A similar argument has been made about Othello, which was published in quarto form in 1622. The next year it appeared in the First Folio in a significantly altered version, with 160 new lines, primarily involving Iago's wife Emilia. Harold Bloom writes, "The revisions made between the Quarto's text and the Folio’s enlarge and sharpen our sense primarily of Emilia, and secondly of Othello and Desdemona.” (Shakespeare: The Invention of the Human, quoted here.) If these changes were made by the author after the quarto's publication, then the author was still alive in 1622 -- six years after the death of the Stratford man. (Inconvenient to this theory is the preface to the 1622 Othello, which the publisher says he had to write himself, "the author being dead.")
Richard III was also published in quarto form in 1622. The First Folio version of the play contains 2,000 minor changes and 193 new lines, yet it also contains twelve printer's errors from the quarto, suggesting that whoever made the changes was working directly from the 1622 quarto. Again, Shakespeare of Stratford had been dead six years when the quarto came out.
Another provocative Derbyite argument is that an early, primitive German version of Hamlet was written by a young William Stanley while visiting Germany. Carl Nordling, studying the German play, finds many anglicisms and allusions to England, which, he feels, point to an English-speaking author working in an unfamiliar language. Conceivably, Derby wrote this play while traveling and later used it as the basis for the Hamlet we know. Not being literate in German, I'm in no position to assess this idea, but it is undeniably arresting.

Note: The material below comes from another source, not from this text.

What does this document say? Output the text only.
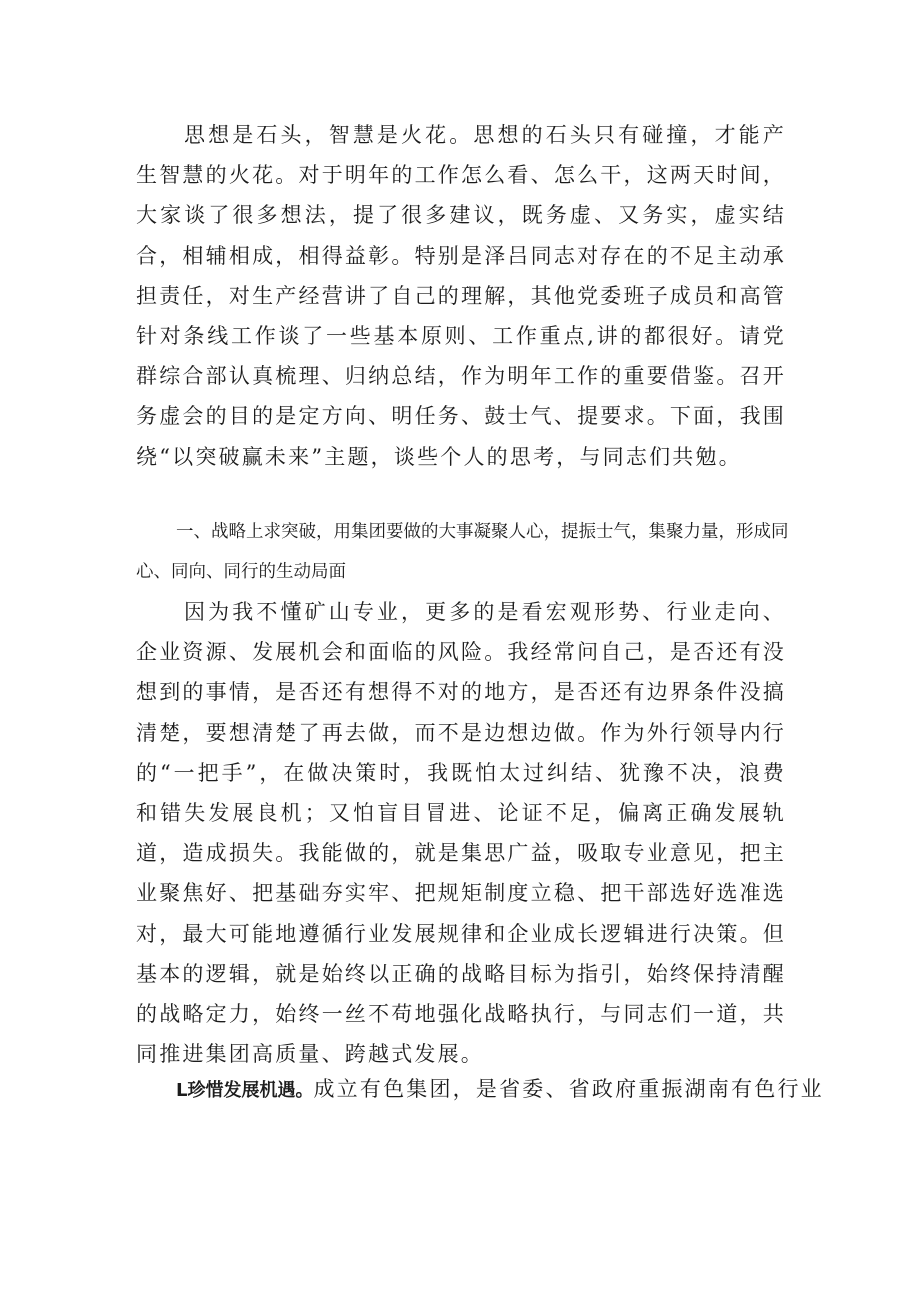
思想是石头，智慧是火花。思想的石头只有碰撞，才能产生智慧的火花。对于明年的工作怎么看、怎么干，这两天时间，大家谈了很多想法，提了很多建议，既务虚、又务实，虚实结合，相辅相成，相得益彰。特别是泽吕同志对存在的不足主动承担责任，对生产经营讲了自己的理解，其他党委班子成员和高管针对条线工作谈了一些基本原则、工作重点,讲的都很好。请党群综合部认真梳理、归纳总结，作为明年工作的重要借鉴。召开务虚会的目的是定方向、明任务、鼓士气、提要求。下面，我围绕“以突破赢未来”主题，谈些个人的思考，与同志们共勉。

一、战略上求突破，用集团要做的大事凝聚人心，提振士气，集聚力量，形成同心、同向、同行的生动局面

因为我不懂矿山专业，更多的是看宏观形势、行业走向、企业资源、发展机会和面临的风险。我经常问自己，是否还有没想到的事情，是否还有想得不对的地方，是否还有边界条件没搞清楚，要想清楚了再去做，而不是边想边做。作为外行领导内行的“一把手”，在做决策时，我既怕太过纠结、犹豫不决，浪费和错失发展良机；又怕盲目冒进、论证不足，偏离正确发展轨道，造成损失。我能做的，就是集思广益，吸取专业意见，把主业聚焦好、把基础夯实牢、把规矩制度立稳、把干部选好选准选对，最大可能地遵循行业发展规律和企业成长逻辑进行决策。但基本的逻辑，就是始终以正确的战略目标为指引，始终保持清醒的战略定力，始终一丝不苟地强化战略执行，与同志们一道，共同推进集团高质量、跨越式发展。

L珍惜发展机遇。成立有色集团，是省委、省政府重振湖南有色行业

As a candidate, then, Derby obviously has his strong points. He matches up well with the doubters' speculative portrait of Shakespeare the aristocratic artist (as opposed to Shakespeare the conniving businessman). And his life intersects with Shakespeare's in some important respects -- his involvement with Shakespeare's acting company, his likely presence at the Court of Navarre, his association with a possible model for Holofernes.
On the downside, however, no poems or plays have survived in his name, with one possible exception -- an untitled poem of less than Shakespearean quality, which may or may not be Stanley's work. And if he retired in 1613, he spent the last twenty-nine years of his life without writing anything -- a long period of inactivity for a writer, especially one of Shakespeare's abilities. The absence of post-1613 writings could be explained by the fact that Derby's ancestral home was sacked and burned shortly after his death, and any papers inside -- unproduced plays? unpublished poems? -- were lost forever.
It's possible. Still, the case for Derby is merely circumstantial. And this is true of all the alternative candidates, including others not mentioned because they strike me as too unsupported (Sir Edward Dyer) or too far-fetched (John Florio, Queen Elizabeth, King James, and many more).
In the end, both the orthodox view and the heresies fail to satisfy. The orthodox portrait of Shakespeare is so vague and self-contradictory that it ends up being little more than a blur. The doubters' alternative candidates all seem lacking for one crucial reason or another.
Both perspectives leave us with a Shakespeare who is too nebulous, too undefined, to be fully persuasive. And so the controversy will continue, with each side implacably sure of itself, and the truth, whatever it may be, as elusive as ever.